A “ESCOLA” DO SEMÁFORO

Adolescentes que foram obrigados a abandonar a escola para sobreviver onde calhar encontram hoje uma ligação ao conhecimento com o projecto “No semáforo também se aprende”, iniciativa promovida por jovens professores nas ruas de Maputo.

“A ideia é estimular o gosto pelos estudos para que queiram voltar à escola”, explica a professora Catariana Sive, momentos depois de conduzir uma aula de matemática na “turma do semáforo da Avenida 24 de Julho”.

Imunes à agitação em redor, os alunos ocupam cadeiras de plástico alinhadas num canto do passeio.

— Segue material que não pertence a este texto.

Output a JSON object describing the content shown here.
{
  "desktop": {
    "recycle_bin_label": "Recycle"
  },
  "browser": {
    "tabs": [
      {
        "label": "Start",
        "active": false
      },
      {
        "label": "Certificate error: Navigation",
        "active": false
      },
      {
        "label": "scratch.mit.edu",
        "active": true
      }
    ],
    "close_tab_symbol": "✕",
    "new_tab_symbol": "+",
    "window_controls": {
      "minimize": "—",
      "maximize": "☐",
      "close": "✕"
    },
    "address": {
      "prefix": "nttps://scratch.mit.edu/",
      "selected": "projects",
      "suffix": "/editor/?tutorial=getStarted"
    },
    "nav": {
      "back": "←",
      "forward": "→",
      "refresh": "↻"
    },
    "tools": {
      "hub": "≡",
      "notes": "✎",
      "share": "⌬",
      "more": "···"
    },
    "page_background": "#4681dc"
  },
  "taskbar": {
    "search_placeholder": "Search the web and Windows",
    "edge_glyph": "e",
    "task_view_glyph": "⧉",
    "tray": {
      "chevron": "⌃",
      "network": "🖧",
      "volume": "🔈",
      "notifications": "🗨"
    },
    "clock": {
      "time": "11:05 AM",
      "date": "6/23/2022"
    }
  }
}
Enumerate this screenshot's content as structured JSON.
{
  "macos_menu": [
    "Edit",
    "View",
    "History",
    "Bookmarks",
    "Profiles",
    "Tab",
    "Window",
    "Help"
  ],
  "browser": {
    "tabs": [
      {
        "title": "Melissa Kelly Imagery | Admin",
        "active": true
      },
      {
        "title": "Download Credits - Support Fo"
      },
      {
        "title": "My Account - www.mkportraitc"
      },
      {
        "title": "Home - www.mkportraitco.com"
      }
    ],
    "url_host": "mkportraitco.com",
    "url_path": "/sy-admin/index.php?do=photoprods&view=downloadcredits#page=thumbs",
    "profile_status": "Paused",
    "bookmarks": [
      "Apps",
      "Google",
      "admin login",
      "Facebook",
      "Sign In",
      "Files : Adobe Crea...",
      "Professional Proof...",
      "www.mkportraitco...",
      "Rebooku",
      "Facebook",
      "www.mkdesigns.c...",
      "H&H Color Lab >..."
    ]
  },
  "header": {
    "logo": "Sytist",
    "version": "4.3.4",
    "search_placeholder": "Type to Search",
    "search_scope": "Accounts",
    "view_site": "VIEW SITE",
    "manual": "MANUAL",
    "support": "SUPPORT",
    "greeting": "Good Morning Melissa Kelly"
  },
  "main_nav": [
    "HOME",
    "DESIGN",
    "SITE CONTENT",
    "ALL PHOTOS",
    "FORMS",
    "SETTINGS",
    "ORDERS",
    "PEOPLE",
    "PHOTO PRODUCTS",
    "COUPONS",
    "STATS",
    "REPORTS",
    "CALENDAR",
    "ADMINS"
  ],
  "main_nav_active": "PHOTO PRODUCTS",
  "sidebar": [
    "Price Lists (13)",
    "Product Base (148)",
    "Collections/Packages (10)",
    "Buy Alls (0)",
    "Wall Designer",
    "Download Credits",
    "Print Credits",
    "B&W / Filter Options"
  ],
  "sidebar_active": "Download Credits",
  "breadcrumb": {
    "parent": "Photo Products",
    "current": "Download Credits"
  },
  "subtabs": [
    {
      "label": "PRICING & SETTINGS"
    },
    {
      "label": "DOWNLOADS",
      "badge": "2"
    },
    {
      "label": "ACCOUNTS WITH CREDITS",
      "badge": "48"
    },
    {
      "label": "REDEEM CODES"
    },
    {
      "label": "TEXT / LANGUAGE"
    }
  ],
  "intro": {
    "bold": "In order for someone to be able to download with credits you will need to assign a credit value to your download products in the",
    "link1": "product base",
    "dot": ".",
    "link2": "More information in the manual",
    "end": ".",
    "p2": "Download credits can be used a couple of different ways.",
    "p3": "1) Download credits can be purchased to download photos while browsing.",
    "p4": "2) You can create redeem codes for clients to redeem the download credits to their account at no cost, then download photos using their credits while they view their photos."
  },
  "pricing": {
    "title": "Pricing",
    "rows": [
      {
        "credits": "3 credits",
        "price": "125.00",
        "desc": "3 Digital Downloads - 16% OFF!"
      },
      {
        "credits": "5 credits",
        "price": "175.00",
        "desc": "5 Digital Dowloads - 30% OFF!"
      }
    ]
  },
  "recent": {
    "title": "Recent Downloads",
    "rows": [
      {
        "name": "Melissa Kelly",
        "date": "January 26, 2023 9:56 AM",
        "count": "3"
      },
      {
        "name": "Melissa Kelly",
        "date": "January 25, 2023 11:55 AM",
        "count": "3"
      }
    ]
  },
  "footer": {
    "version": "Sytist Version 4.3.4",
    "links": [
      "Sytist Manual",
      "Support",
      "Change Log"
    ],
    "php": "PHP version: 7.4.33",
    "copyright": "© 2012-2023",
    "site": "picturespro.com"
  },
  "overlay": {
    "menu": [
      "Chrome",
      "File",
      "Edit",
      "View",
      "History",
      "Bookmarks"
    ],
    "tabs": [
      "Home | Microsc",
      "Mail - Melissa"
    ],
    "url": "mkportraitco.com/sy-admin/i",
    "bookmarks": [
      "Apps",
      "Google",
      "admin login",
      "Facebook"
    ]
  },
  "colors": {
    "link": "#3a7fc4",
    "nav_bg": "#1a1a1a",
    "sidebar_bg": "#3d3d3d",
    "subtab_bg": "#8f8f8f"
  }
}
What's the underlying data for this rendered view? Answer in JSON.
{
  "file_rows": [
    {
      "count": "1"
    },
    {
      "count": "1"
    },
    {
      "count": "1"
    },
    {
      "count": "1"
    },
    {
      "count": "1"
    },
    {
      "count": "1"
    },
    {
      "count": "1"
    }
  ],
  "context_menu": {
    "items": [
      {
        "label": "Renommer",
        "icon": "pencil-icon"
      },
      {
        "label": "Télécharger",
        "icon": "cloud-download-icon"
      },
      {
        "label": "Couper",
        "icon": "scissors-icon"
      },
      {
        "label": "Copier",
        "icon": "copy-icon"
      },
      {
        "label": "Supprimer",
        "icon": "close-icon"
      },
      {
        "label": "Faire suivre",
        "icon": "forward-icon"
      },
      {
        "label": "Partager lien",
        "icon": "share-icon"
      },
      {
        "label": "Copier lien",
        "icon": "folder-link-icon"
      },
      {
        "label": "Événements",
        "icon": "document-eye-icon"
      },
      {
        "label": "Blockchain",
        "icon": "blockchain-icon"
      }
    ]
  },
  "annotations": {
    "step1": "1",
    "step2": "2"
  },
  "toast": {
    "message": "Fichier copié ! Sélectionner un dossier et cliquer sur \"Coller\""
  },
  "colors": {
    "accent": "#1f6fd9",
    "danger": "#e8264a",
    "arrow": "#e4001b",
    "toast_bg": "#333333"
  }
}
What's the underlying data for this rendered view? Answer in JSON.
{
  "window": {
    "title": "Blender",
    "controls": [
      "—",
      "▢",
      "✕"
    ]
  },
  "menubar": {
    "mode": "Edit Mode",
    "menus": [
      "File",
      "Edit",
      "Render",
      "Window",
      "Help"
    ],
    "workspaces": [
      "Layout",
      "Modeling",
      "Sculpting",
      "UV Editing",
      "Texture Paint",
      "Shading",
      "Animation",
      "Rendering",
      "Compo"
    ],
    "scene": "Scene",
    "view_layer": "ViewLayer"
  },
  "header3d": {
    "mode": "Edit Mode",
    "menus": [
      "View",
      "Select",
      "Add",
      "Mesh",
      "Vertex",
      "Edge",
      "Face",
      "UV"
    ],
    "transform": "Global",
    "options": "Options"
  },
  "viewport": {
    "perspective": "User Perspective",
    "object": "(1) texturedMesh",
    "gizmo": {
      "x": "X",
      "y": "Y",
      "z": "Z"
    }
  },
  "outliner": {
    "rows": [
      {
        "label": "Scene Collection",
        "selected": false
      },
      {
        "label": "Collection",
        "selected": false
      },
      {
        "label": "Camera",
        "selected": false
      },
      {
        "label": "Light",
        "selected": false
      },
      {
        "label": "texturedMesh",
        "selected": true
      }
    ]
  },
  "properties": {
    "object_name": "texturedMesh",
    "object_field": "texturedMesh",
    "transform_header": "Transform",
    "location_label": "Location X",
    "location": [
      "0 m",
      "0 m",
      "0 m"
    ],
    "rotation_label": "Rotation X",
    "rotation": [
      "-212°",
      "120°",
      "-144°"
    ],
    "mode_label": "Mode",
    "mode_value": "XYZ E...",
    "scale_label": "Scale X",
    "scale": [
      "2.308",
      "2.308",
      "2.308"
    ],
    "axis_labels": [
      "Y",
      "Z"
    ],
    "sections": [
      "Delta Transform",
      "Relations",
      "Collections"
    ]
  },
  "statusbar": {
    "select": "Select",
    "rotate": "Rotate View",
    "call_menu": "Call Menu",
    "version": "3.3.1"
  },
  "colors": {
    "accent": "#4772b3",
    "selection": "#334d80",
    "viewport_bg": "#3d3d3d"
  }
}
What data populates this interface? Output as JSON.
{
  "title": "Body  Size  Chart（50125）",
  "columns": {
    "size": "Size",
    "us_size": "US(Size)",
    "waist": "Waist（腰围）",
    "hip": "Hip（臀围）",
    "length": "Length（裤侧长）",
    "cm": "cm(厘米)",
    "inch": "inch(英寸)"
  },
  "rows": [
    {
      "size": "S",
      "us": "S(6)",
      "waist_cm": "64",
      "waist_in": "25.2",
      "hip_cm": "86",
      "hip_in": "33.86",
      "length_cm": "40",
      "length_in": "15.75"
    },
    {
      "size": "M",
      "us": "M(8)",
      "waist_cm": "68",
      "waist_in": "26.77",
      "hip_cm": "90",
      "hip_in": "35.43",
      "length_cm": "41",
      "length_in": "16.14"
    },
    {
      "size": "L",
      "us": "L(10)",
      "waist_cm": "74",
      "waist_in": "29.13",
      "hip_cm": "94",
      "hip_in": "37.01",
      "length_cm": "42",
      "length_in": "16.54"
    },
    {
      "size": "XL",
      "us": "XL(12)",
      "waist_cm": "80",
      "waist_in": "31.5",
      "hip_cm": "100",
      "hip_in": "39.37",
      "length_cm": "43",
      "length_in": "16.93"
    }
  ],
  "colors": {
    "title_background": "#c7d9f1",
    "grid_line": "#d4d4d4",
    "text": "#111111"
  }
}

Um portão enferrujado serve de quadro onde Catarina escreve a giz as propriedades da multiplicação e mostra como pode ser útil saber fazer as contas “para quando juntam dinheiro”.

Os alunos juntam moedas que ganham ao limpar carros, ajudar no estacionamento, vender fruta, amendoim, ganham na rua o mínimo para comer, longe das províncias de Gaza e Inhambane de onde saíram em busca de oportunidades na capital – mas sem conseguir sair da pobreza.

“Eu não quero muita coisa. Quero pelo menos aprender a escrever”, conta Nelson Umbisse, 27 anos, vendedor informal nos semáforos da Avenida 24 de Julho.

“São jovens que dependem dos seus trabalhos na rua para sobreviver e, por isso, quando desenhámos o projecto a ideia não era tirá-los daqui. Sabemos que dependem deste negócio”, explica o professor Ercílio Edmundo, 27 anos, responsável pela turma da Praça do Destacamento Feminino, na Avenida Kenneth Kaunda, do outro lado da cidade.

Nesta turma, o número de alunos, hoje, é reduzido, talvez devido à ameaça de chuva, mas estão atentos ao quadro improvisado, numa zona nobre, a poucos metros da Presidência da República.

“Eu quero estudar para ganhar um bom emprego e poder sustentar-me. Também quero construir a casa dos meus sonhos na minha terra”, a província de Gaza, conta Edilson Eduardo, 19 anos.

“Quando olho para estas crianças, vejo-me a mim. Também tive de vender na rua para poder apoiar a minha família”, lembra o professor Ercílio Edmundo.

A meta é garantir acesso a conteúdos básicos de português e matemática e, depois, orientá-los para uma instituição de ensino formal, com a ajuda de parceiros e padrinhos, pessoas de boa vontade que estejam disponíveis para apoiar os alunos.

“Estes podem ser os engenheiros do amanhã”, comenta à Lusa Ernesto José, um residente que passava pela Kenneth Kaunda e assistiu ao trabalho da turma de Ercílio.

Se os jovens não vão à escola, os professores levam as aulas até aos semáforos.

Há outras turmas distribuídas pela cidade e 21 jovens com presença regular no projecto que começou em Janeiro e que tem a ambição de chegar a outras regiões do país.